Mike Slee has filmed some of nature’s greatest wonders. He followed herds of elephants in Africa, tracked the Canada-to-Mexico migration of the monarch butterfly, and stalked gorillas in the bush. But as awe-inspiring as those projects were, they were limited in scope. The mission of his new film, Colombia Magia Salvaje (Colombia Wild Magic), was a blank slate. With the financial backing of retail food giant Exito, he set out to capture the natural beauty of Colombia.
Filming all that encompasses is a daunting task, and once the U.K. native got to the country he realized that an ambitious endeavor might just be impossible. “Each step of the way, I couldn’t really put into words the variety of things I was finding,” said Slee. “We called it a mosaic of life.”
But after shooting more than 150 hours of footage over four years in the second-most-biodiverse country on Earth, he unveiled a 90-minute documentary that is the finest portrayal of Colombia’s majesty ever put on film. With his crew, Slee traveled across untouched glaciers and sandy Caribbean beaches to the limitless Amazon and cold, humid páramo. They went from the eastern Orinoco and whale-infested Pacific surf to deserts in La Guajira and rainforests of the Chocó. Amid all the wild magic, the finest site was Caño Cristales, which is known as “The River of Five Colors” for the algae that turns the already-exceptional tributary into a water-color masterpiece of reds, greens, purples, and yellows for several months each year. “The footage was absolutely stunning,” he said. “It was like poetry.”
Though the mountain, jungle, and seascapes astonish, the animals of Magía Salvaje steal the show. Colombia is home to more bird species than anywhere else in the world, and the film shows them in all their splendor. A condor scavenges the eye of livestock, owls burrow underground to evade predators, and toucans appear in as many colors as Caño Cristales. Slow-motion, midair hummingbird clashes are a blend of Matrix wire acrobatics and Zorro swashbuckling – just with needle-nosed beaks instead of sabers. “Who knew that hummingbirds have sword fights?” said Slee.

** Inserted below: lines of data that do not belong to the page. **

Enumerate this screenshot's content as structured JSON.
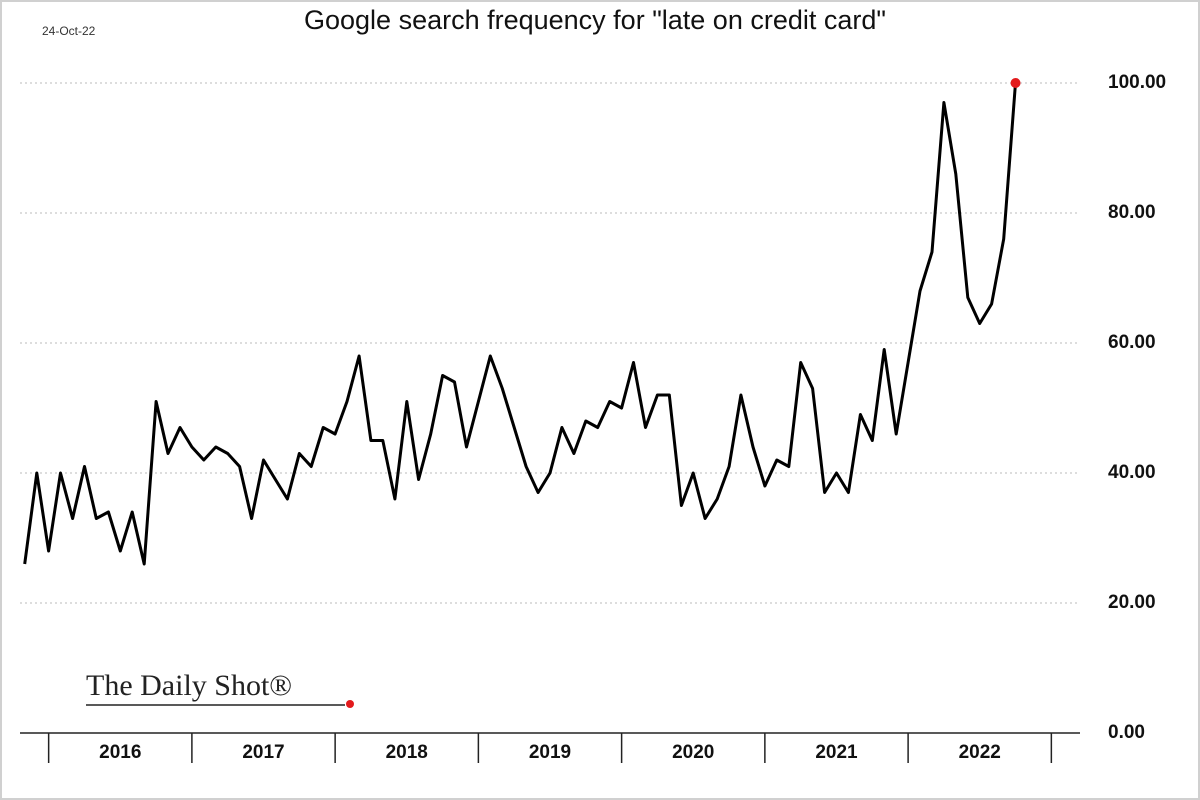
{
  "chart_data": {
    "type": "line",
    "title": "Google search frequency for \"late on credit card\"",
    "date_label": "24-Oct-22",
    "source": "The Daily Shot®",
    "x": [
      2015.833,
      2015.917,
      2016,
      2016.083,
      2016.167,
      2016.25,
      2016.333,
      2016.417,
      2016.5,
      2016.583,
      2016.667,
      2016.75,
      2016.833,
      2016.917,
      2017,
      2017.083,
      2017.167,
      2017.25,
      2017.333,
      2017.417,
      2017.5,
      2017.583,
      2017.667,
      2017.75,
      2017.833,
      2017.917,
      2018,
      2018.083,
      2018.167,
      2018.25,
      2018.333,
      2018.417,
      2018.5,
      2018.583,
      2018.667,
      2018.75,
      2018.833,
      2018.917,
      2019,
      2019.083,
      2019.167,
      2019.25,
      2019.333,
      2019.417,
      2019.5,
      2019.583,
      2019.667,
      2019.75,
      2019.833,
      2019.917,
      2020,
      2020.083,
      2020.167,
      2020.25,
      2020.333,
      2020.417,
      2020.5,
      2020.583,
      2020.667,
      2020.75,
      2020.833,
      2020.917,
      2021,
      2021.083,
      2021.167,
      2021.25,
      2021.333,
      2021.417,
      2021.5,
      2021.583,
      2021.667,
      2021.75,
      2021.833,
      2021.917,
      2022,
      2022.083,
      2022.167,
      2022.25,
      2022.333,
      2022.417,
      2022.5,
      2022.583,
      2022.667,
      2022.75
    ],
    "series": [
      {
        "name": "late on credit card",
        "color": "#000000",
        "values": [
          26,
          40,
          28,
          40,
          33,
          41,
          33,
          34,
          28,
          34,
          26,
          51,
          43,
          47,
          44,
          42,
          44,
          43,
          41,
          33,
          42,
          39,
          36,
          43,
          41,
          47,
          46,
          51,
          58,
          45,
          45,
          36,
          51,
          39,
          46,
          55,
          54,
          44,
          51,
          58,
          53,
          47,
          41,
          37,
          40,
          47,
          43,
          48,
          47,
          51,
          50,
          57,
          47,
          52,
          52,
          35,
          40,
          33,
          36,
          41,
          52,
          44,
          38,
          42,
          41,
          57,
          53,
          37,
          40,
          37,
          49,
          45,
          59,
          46,
          57,
          68,
          74,
          97,
          86,
          67,
          63,
          66,
          76,
          100
        ]
      }
    ],
    "last_point_color": "#e31a1c",
    "xlim": [
      2015.8,
      2023.2
    ],
    "xticks": [
      2016,
      2017,
      2018,
      2019,
      2020,
      2021,
      2022,
      2023
    ],
    "year_labels": [
      "2016",
      "2017",
      "2018",
      "2019",
      "2020",
      "2021",
      "2022"
    ],
    "ylim": [
      0,
      100
    ],
    "yticks": [
      {
        "value": 0,
        "label": "0.00"
      },
      {
        "value": 20,
        "label": "20.00"
      },
      {
        "value": 40,
        "label": "40.00"
      },
      {
        "value": 60,
        "label": "60.00"
      },
      {
        "value": 80,
        "label": "80.00"
      },
      {
        "value": 100,
        "label": "100.00"
      }
    ],
    "grid": true
  }
}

The true king of the jungle, the jaguar, is the star, hunting prey and enlightening a poor boar-like creature to the fact that its powerful jaw has the strongest bite force of any mammal. Another show-stopping scene features time-lapse footage of a blue morpho butterfly hatching from its cocoon. Then there are schools of prowling hammerhead sharks, venomous golden frogs poisoning ants, whale calves learning to swim, slithering anacondas terrifying anything nearby, baby bears falling from trees, crocodiles cloaking themselves in mud, and family snapshots into the fun-filled canopy lifestyle of the titi cabeza blanca, a monkey only found in Colombia that has spiked white-hair like a troll doll. Even in four years, Slee knows he was fortunate to record so much remarkable footage. “Nature filmmaking is difficult,” he said. “Animals aren’t actors.”
The production was lucky in other ways, too. Slee said that in all their time in some of the most remote areas of the country, he never had any security trouble. “Maybe this is because we did our research,” he said. “Or maybe it’s because Colombia is a safer place.” Slee was happy to share this information and thrilled to share Colombia with the world. He says he felt both nervous and privileged to be a British filmmaker entrusted with that responsibility.
Magia Salvaje isn’t solely a celebration, however. Colombia’s paradise is in jeopardy, and this is why Slee sought to show an animal in each ecosystem whose future would be endangered if it’s home isn’t preserved. One factor in the country’s favor is that it is still so unexplored. The area surrounding the preposterously gorgeous mountain plateaus of the Serranía de la Macarena, for example, is virtually unknown. Other spots, like high cloud forest and swaths of the Amazon, are similarly pristine. But even without direct human intervention, climate change is threatening endemic plants and animals. “Colombia is still quite an unspoiled country,” he said. “So the chance to save Colombia is still there…But we could destroy a piece of landscape before we know what’s there.”
The nation’s lynchpin ecosystem is the páramo. It is a high-altitude transition region between permafrost mountaintops and grassy valleys, and there is more of it in Colombia than anywhere else in the world. Its collection of grasses, bushes and sponge-like shrubs make it unique, soaking up rain then filtering it and diverting the previous liquid towards cities like Bogotá, Cali, and Medellín. By some measures, 70% of Colombians in the capital drink páramo-fed water despite the fact that these lands only make up 2% of the country.
But mining and drilling interests are threatening these fragile, invaluable regions. Slee stressed the need for preservation of all of Colombia’s incredible landscapes in Magia Salvaje. He notes, however, that launching a conservation movement can be a lot easier when humans – not just furry friends who make good movie subjects – are the ones who are endangered. “You remove some of mosses or the moisture-capturing plants, you turn off the tap in the city,” said Slee. “For me, that’s really interesting: The link between nature and what we need. If you want to give a conservation message that wakes people up, you’re at risk as well. The animals and the environment – but also you humans – need nature. You owe it to nature to take care of it.”